Strong in the Broken: Sick While Stuck
Today’s Strong in the Broken guest post is by Beth Watkins, about sickness, trauma, refugees, and healing.
On our first weekend in Cairo, almost two years ago, it happened the first time. A sudden, extremely painful episode that doubled me over on the floor, unable to speak, vomiting from the pain.
We went to several doctors, had several tests done, and they all told me the tests were clear. Every couple of weeks, it would happen again, and leave me sore and tired for days. More doctors, more tests, more of everyone telling me I was fine.
We were working at an organization assisting refugees out of the church. It was a stressful, demanding job, managing a multi-cultural team and overseeing job training and placement services, and the adult education program. Working with vulnerable people and with people from multiple countries and cultures is challenging.
The season in life prior had been no bowl of cherries, either. In the previous four years overseas I’d been robbed, had a house fire, was interrogated in a second language and eventually expelled from my first desert home. I had to be evacuated from a warzone the same year, returned, got married, travelled constantly for nine months, and then…Cairo. The stress and trauma of the last few years finally caught up.
After a year of the pain attacks, my British husband and I decided we had to move back to the US. So we began the long, expensive, stressful, and uncertain process of applying for his permanent American residency.
From there, it was one month, one week, one day at a time.
I was exhausted all the time, stressed all the time, and in pain part of the time. I was anxious for our refugee friends, worried about my weakening body, and terrified we’d be stuck in Egypt longer than planned. I’d cry myself to sleep at night over negative changes at the organization for our refugee coworkers, while not knowing if I was doing lasting damage to myself by just being there.
I wanted to stay and fight for my vulnerable friends. And I wanted desperately to leave and not feel stuck anymore in a place where I was feeling weaker and more damaged by the day.
I was only working three days a week, and sometimes barely managing that. But in those three days a week, I was able to do more than I ever thought possible. I fought for our refugee coworkers to have equal rights. I quadrupled enrollment in our adult education program. I created new jobs, and rewrote contracts for those jobs to protect the rights of refugee workers. I worked with other organizations in the city to coordinate services, and held new workshops for HIV+ women. In a country where relationship is everything, as much as I could I sat with people, asked about their families, shared my snacks, helped in menial tasks that weren’t mine to do, and tried to make everyone feel important.
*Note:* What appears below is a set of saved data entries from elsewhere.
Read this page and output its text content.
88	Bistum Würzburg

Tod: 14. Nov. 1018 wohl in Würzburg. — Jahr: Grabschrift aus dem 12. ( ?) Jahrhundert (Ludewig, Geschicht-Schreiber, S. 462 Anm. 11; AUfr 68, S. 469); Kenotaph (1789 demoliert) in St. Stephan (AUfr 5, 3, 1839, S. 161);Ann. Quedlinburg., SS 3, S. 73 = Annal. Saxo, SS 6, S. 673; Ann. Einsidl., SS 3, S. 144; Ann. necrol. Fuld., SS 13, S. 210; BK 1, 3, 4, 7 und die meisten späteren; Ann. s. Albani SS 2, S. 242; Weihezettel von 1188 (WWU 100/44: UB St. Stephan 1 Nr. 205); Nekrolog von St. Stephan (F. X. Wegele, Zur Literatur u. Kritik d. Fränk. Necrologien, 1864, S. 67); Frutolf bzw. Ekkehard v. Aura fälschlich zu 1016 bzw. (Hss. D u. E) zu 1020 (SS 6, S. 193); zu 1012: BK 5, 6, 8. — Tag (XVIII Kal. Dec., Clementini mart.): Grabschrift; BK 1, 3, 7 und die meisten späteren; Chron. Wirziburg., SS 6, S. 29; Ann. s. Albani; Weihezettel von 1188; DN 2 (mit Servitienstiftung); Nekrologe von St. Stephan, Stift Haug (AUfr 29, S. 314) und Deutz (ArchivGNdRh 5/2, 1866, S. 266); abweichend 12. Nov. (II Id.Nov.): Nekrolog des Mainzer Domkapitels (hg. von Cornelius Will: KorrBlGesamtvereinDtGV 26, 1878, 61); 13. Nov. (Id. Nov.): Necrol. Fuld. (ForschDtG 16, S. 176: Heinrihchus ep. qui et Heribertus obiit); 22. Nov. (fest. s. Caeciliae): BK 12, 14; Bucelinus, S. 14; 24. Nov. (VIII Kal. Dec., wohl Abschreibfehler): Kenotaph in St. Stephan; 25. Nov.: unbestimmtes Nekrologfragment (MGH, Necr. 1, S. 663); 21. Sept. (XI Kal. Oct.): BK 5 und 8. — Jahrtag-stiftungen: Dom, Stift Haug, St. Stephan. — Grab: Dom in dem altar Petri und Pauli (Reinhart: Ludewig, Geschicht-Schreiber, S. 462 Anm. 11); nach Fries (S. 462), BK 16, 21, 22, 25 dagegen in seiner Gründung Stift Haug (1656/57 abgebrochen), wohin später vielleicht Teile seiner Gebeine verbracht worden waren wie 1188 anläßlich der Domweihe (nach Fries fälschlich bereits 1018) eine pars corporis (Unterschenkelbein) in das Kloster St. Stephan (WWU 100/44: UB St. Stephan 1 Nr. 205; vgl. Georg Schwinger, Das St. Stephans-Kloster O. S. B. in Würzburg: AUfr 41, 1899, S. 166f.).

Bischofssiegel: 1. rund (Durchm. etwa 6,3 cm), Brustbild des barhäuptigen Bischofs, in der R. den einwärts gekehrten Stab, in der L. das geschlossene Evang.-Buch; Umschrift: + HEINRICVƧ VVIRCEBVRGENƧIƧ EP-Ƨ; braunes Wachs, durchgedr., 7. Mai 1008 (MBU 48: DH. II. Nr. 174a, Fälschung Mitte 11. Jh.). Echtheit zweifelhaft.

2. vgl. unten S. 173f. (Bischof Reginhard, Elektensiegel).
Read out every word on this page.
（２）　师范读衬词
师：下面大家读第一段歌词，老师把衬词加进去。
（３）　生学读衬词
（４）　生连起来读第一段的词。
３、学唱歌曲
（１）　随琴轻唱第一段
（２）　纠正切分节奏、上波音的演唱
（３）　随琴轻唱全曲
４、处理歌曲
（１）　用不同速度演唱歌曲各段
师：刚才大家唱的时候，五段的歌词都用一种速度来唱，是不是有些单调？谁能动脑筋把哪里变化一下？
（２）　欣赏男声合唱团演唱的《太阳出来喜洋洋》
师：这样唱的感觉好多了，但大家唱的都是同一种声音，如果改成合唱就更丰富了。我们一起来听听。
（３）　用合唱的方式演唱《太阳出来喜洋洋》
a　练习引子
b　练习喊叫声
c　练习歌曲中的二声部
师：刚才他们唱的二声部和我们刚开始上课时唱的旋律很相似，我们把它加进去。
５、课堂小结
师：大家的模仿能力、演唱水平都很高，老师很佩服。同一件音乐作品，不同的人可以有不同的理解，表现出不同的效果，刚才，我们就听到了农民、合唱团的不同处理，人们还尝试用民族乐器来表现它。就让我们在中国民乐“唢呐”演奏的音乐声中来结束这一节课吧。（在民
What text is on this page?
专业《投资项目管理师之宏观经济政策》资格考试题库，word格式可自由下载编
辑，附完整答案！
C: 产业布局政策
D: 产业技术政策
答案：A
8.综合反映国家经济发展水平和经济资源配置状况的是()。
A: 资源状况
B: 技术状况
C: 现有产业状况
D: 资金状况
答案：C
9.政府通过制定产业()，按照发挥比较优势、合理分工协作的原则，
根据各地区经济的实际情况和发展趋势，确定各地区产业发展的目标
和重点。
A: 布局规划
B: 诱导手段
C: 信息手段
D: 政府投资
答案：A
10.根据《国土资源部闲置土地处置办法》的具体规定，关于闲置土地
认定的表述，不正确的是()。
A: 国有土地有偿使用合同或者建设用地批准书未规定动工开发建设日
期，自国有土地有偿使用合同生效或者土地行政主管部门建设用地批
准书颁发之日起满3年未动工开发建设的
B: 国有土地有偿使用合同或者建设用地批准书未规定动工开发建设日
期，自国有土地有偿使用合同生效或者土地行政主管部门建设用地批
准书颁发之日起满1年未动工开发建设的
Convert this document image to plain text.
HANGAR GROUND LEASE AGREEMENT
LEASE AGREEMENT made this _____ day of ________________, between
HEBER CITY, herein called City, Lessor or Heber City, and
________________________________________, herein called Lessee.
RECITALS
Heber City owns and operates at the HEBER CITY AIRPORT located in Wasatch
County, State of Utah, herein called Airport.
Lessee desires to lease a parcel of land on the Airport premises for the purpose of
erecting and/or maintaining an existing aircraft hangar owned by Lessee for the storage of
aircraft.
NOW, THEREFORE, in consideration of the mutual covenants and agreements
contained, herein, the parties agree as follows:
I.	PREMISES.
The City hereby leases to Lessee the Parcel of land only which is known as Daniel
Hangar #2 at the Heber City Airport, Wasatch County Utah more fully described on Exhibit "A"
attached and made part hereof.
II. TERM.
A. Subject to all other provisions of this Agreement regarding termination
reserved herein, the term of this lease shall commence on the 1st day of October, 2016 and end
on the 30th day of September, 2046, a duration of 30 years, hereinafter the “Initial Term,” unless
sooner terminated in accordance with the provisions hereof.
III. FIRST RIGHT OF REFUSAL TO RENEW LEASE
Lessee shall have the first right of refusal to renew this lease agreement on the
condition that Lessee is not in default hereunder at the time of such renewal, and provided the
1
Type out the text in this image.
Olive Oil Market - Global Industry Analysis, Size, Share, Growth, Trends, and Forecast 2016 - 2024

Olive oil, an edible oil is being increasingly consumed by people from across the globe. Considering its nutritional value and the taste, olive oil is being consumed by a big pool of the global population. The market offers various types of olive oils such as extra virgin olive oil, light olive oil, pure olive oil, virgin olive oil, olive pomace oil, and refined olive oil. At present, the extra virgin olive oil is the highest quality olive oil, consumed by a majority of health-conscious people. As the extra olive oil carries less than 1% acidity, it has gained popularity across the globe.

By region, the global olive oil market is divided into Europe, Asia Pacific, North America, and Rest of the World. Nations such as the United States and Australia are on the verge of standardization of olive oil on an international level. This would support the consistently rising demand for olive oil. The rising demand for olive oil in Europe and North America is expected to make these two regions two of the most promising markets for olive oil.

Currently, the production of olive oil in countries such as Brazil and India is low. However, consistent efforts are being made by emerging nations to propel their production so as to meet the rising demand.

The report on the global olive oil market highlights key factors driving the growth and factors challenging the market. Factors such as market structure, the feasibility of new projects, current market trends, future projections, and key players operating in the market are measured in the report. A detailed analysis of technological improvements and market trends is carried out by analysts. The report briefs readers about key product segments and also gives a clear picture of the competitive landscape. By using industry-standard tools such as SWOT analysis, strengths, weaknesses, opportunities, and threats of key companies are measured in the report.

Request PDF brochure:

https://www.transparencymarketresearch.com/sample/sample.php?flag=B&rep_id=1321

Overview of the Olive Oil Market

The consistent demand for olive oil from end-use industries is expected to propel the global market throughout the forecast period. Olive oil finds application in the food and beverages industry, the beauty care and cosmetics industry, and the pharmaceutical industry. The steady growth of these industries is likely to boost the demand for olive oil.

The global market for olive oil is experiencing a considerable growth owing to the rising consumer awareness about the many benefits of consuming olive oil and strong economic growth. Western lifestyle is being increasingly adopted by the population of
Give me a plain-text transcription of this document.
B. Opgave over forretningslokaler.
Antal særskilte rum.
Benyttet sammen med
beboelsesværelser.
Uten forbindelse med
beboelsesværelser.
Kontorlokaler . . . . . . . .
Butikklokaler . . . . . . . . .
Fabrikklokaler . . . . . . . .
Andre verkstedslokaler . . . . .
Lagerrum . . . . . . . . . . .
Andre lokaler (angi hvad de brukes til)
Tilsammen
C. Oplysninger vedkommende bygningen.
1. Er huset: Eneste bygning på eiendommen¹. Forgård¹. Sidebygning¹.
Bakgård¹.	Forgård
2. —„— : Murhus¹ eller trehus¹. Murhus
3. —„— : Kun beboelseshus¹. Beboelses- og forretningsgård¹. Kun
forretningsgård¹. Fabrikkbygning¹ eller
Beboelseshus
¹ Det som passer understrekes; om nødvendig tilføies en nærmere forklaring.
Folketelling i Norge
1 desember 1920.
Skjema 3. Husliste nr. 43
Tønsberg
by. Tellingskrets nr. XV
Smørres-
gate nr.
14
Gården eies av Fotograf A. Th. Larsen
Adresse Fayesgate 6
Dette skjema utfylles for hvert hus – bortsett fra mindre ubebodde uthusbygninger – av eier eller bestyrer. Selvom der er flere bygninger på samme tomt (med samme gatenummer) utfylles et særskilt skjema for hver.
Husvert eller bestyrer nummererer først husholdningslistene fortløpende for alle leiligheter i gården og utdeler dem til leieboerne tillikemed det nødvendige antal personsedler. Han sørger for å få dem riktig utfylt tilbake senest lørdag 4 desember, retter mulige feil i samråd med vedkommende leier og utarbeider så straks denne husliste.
Somehow, in my two weakest years overseas, working the least hours in a week in any other season in my life, I managed to contribute more and grow more than during any other time in my life.
It took eleven months of bureaucracy and endless mountains of paperwork to get the green card. We left Cairo for good six days after we had it in hand.
We are still searching for answers, and my health still has a long way to go to get better. The anxiety has decreased. The pain is lessening. For the first time in almost two years I feel as though I’m getting stronger, and not weaker. But I have been told by doctors and counselors that I won’t recover my capacity for at least a year, and maybe never. I am still sick, but no longer stuck. And I am grateful.
All the while, in the back of my mind, are the refugee friends we left – some of them struggling with worse illness then mine – who have no outs or options. While I am back in my home country, they are in a country without welcome.
And I’m sick over the fact that they are still stuck.